The choice that requires a degree of theoretical open-mindedness and empirical investigation makes the application of economics by economists a craft, embedded in a dynamic and scientific methodological process. The practitioners of economics need to acknowledge this as an empirical fact in their policy making process, doing away with static assumptions – on rationality, institutional arrangements, political stability, time lag and the like.

For example, most of the focus in targeting for growth in countries like India is based on increasing capital investment to push for a rise in total factor productivity. However, TFP is merely a residual factor that accounts for increase in the level of production within an economy, but doesn’t necessarily explain the causes for technical changes in production levels. There are many more determinants that may lead to changing production levels, such as increased technological innovation, changes in government policies and institutional changes.
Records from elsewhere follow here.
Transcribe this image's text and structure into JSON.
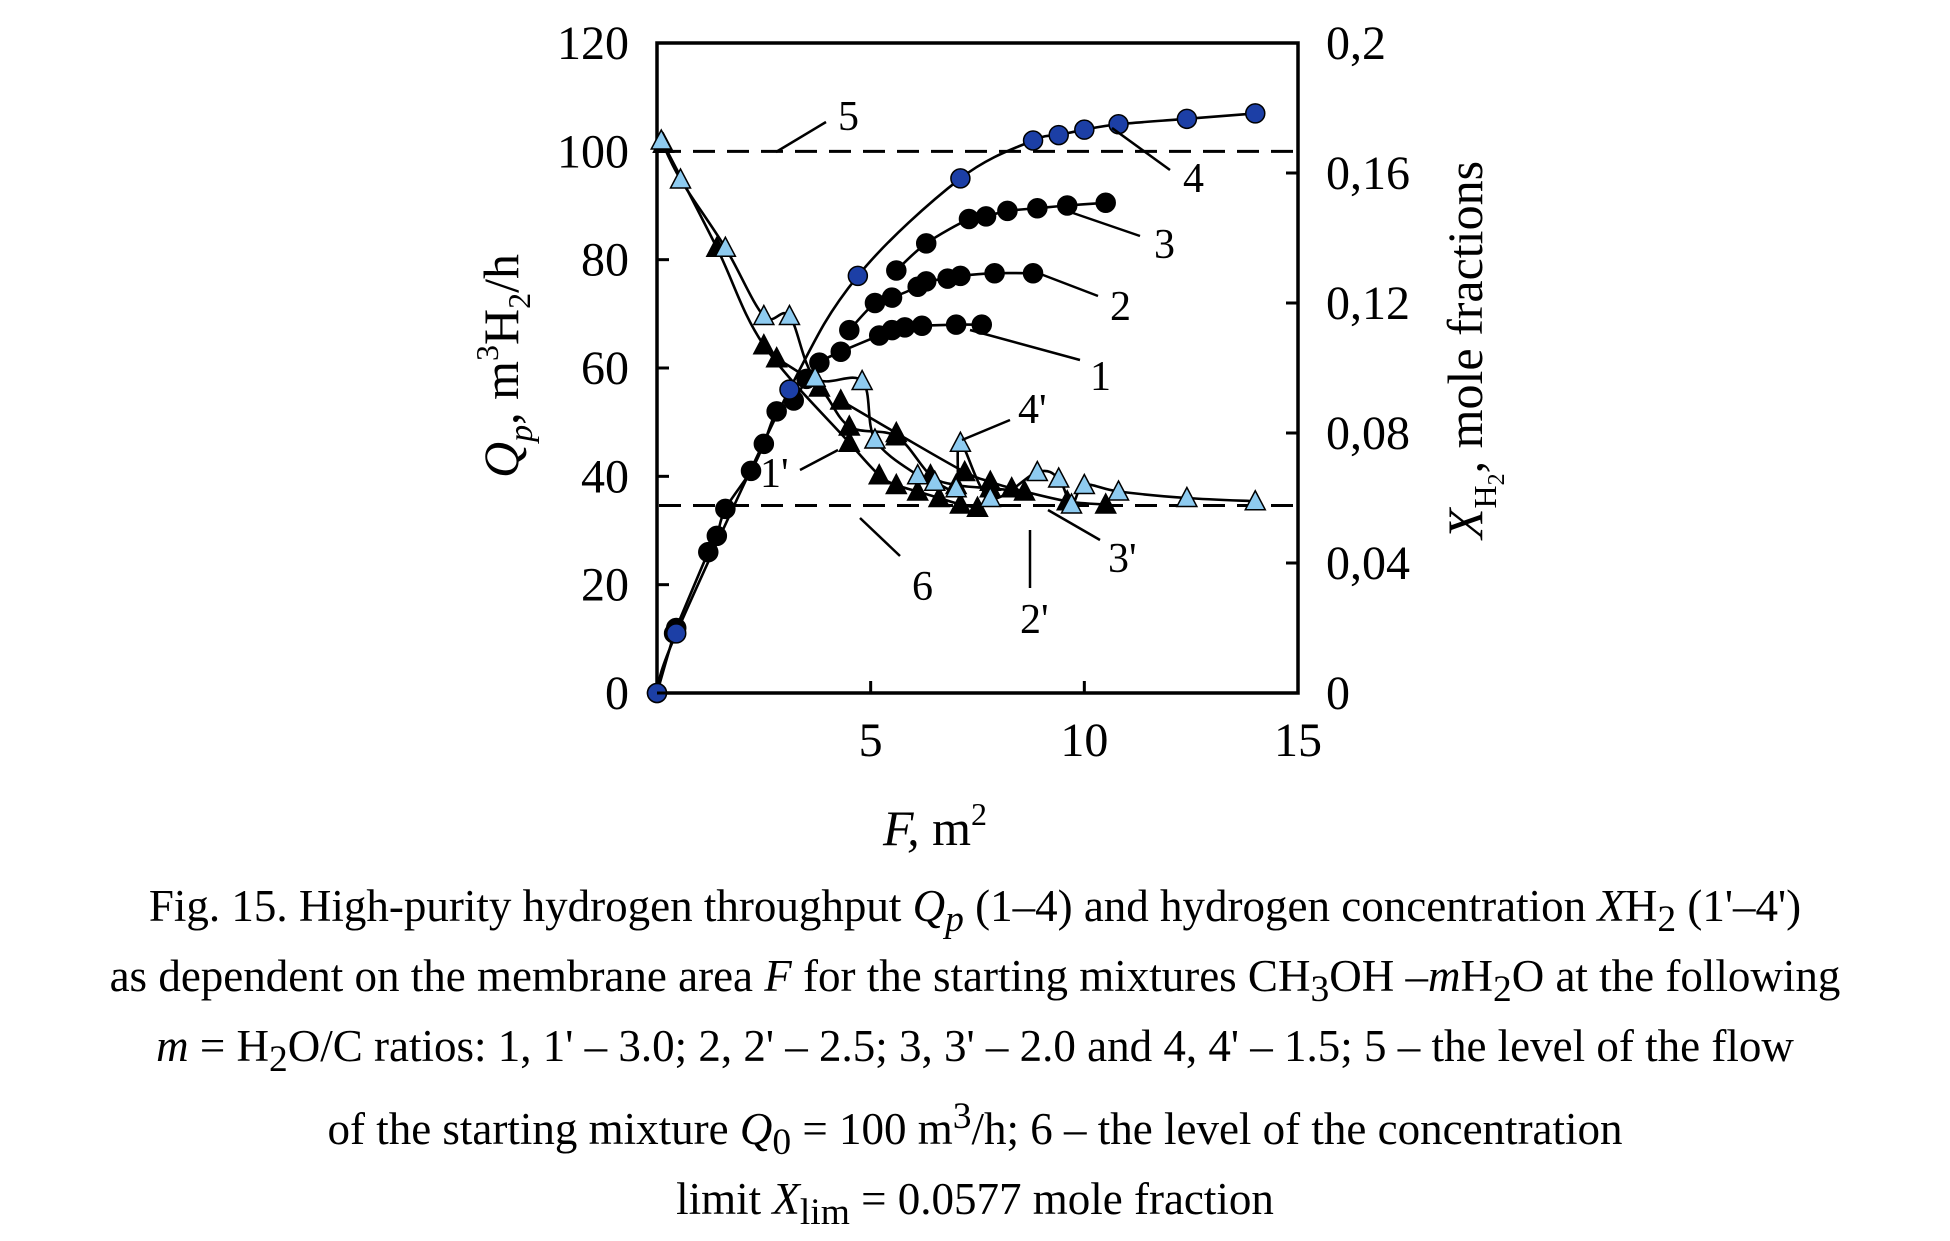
{
  "chart_data": {
    "type": "scatter",
    "title": "",
    "xlabel": {
      "var": "F,",
      "unit": " m",
      "sup": "2"
    },
    "ylabel_left": {
      "var": "Q",
      "sub": "p",
      "rest": ", m",
      "sup": "3",
      "rest2": "H",
      "sub2": "2",
      "rest3": "/h"
    },
    "ylabel_right": {
      "var": "X",
      "sub": "H",
      "subsub": "2",
      "rest": ", mole fractions"
    },
    "xlim": [
      0,
      15
    ],
    "ylim_left": [
      0,
      120
    ],
    "ylim_right": [
      0,
      0.2
    ],
    "x_ticks": [
      "5",
      "10",
      "15"
    ],
    "x_tick_values": [
      5,
      10,
      15
    ],
    "y_left_ticks": [
      "0",
      "20",
      "40",
      "60",
      "80",
      "100",
      "120"
    ],
    "y_left_tick_values": [
      0,
      20,
      40,
      60,
      80,
      100,
      120
    ],
    "y_right_ticks": [
      "0",
      "0,04",
      "0,08",
      "0,12",
      "0,16",
      "0,2"
    ],
    "y_right_tick_values": [
      0,
      0.04,
      0.08,
      0.12,
      0.16,
      0.2
    ],
    "reference_lines": [
      {
        "label": "5",
        "axis": "left",
        "y": 100
      },
      {
        "label": "6",
        "axis": "right",
        "y": 0.0577
      }
    ],
    "series": [
      {
        "name": "1",
        "axis": "left",
        "marker": "circle",
        "color": "#000000",
        "x": [
          0,
          0.4,
          0.45,
          1.2,
          1.4,
          1.6,
          2.2,
          2.5,
          2.8,
          3.2,
          3.5,
          3.8,
          4.3,
          5.2,
          5.5,
          5.8,
          6.2,
          7.0,
          7.6
        ],
        "y": [
          0,
          11,
          12,
          26,
          29,
          34,
          41,
          46,
          52,
          54,
          58,
          61,
          63,
          66,
          67,
          67.5,
          67.8,
          68,
          68
        ]
      },
      {
        "name": "2",
        "axis": "left",
        "marker": "circle",
        "color": "#000000",
        "x": [
          4.5,
          5.1,
          5.5,
          6.1,
          6.3,
          6.8,
          7.1,
          7.9,
          8.8
        ],
        "y": [
          67,
          72,
          73,
          75,
          76,
          76.5,
          77,
          77.5,
          77.5
        ]
      },
      {
        "name": "3",
        "axis": "left",
        "marker": "circle",
        "color": "#000000",
        "x": [
          5.6,
          6.3,
          7.3,
          7.7,
          8.2,
          8.9,
          9.6,
          10.5
        ],
        "y": [
          78,
          83,
          87.5,
          88,
          89,
          89.5,
          90,
          90.5
        ]
      },
      {
        "name": "4",
        "axis": "left",
        "marker": "circle",
        "color": "#1c3fa6",
        "x": [
          0,
          0.45,
          3.1,
          4.7,
          7.1,
          8.8,
          9.4,
          10.0,
          10.8,
          12.4,
          14.0
        ],
        "y": [
          0,
          11,
          56,
          77,
          95,
          102,
          103,
          104,
          105,
          106,
          107
        ]
      },
      {
        "name": "1'",
        "axis": "right",
        "marker": "triangle",
        "color": "#000000",
        "x": [
          0.15,
          1.4,
          2.5,
          4.5,
          5.2,
          5.6,
          6.1,
          6.6,
          7.1,
          7.5
        ],
        "y": [
          0.169,
          0.137,
          0.107,
          0.077,
          0.067,
          0.064,
          0.062,
          0.06,
          0.058,
          0.057
        ]
      },
      {
        "name": "2'",
        "axis": "right",
        "marker": "triangle",
        "color": "#000000",
        "x": [
          2.8,
          3.8,
          4.5,
          5.6,
          6.4,
          7.0,
          7.8,
          8.6
        ],
        "y": [
          0.103,
          0.094,
          0.082,
          0.079,
          0.067,
          0.064,
          0.063,
          0.062
        ]
      },
      {
        "name": "3'",
        "axis": "right",
        "marker": "triangle",
        "color": "#000000",
        "x": [
          4.3,
          5.6,
          7.2,
          7.8,
          8.3,
          9.6,
          10.5
        ],
        "y": [
          0.09,
          0.08,
          0.068,
          0.065,
          0.063,
          0.059,
          0.058
        ]
      },
      {
        "name": "4'",
        "axis": "right",
        "marker": "triangle",
        "color": "#8ecbf0",
        "x": [
          0.1,
          0.55,
          1.6,
          2.5,
          3.1,
          3.7,
          4.8,
          5.1,
          6.1,
          6.5,
          7.0,
          7.8,
          8.9,
          9.4,
          10.0,
          10.8,
          12.4,
          14.0,
          7.1,
          9.7
        ],
        "y": [
          0.17,
          0.158,
          0.137,
          0.116,
          0.116,
          0.097,
          0.096,
          0.078,
          0.067,
          0.065,
          0.063,
          0.06,
          0.068,
          0.066,
          0.064,
          0.062,
          0.06,
          0.059,
          0.077,
          0.058
        ]
      }
    ]
  },
  "caption": {
    "l1a": "Fig. 15. High-purity hydrogen throughput ",
    "l1q": "Q",
    "l1qs": "p",
    "l1b": " (1–4) and hydrogen concentration ",
    "l1x": "X",
    "l1c": "H",
    "l1cs": "2",
    "l1d": " (1'–4')",
    "l2a": "as dependent on the membrane area ",
    "l2f": "F",
    "l2b": " for the starting mixtures CH",
    "l2bs": "3",
    "l2c": "OH –",
    "l2m": "m",
    "l2d": "H",
    "l2ds": "2",
    "l2e": "O at the following",
    "l3m": "m",
    "l3a": " = H",
    "l3as": "2",
    "l3b": "O/C ratios: 1, 1' – 3.0; 2, 2' – 2.5; 3, 3' – 2.0 and 4, 4' – 1.5; 5 – the level of the flow",
    "l4a": "of the starting mixture ",
    "l4q": "Q",
    "l4qs": "0",
    "l4b": " = 100 m",
    "l4bs": "3",
    "l4c": "/h; 6 – the level of the concentration",
    "l5a": "limit ",
    "l5x": "X",
    "l5xs": "lim",
    "l5b": " = 0.0577 mole fraction"
  }
}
It is therefore more important to look at the governing dynamics of “deeper” determinants (as economist Dani Rodrik would say) to economic growth than merely focus on productivity enhancement as an end in itself. For economists to use the methods of economics in its best scholarly capacity for a given economy, it is critical to validate the data collected for growth measurements, backed by skilful craftsmanship in applying economic principles that balance social, political aspects with local economic benefits with levels of economic and financial integration.

Deepanshu Mohan is assistant professor of economics at O.P. Jindal Global University.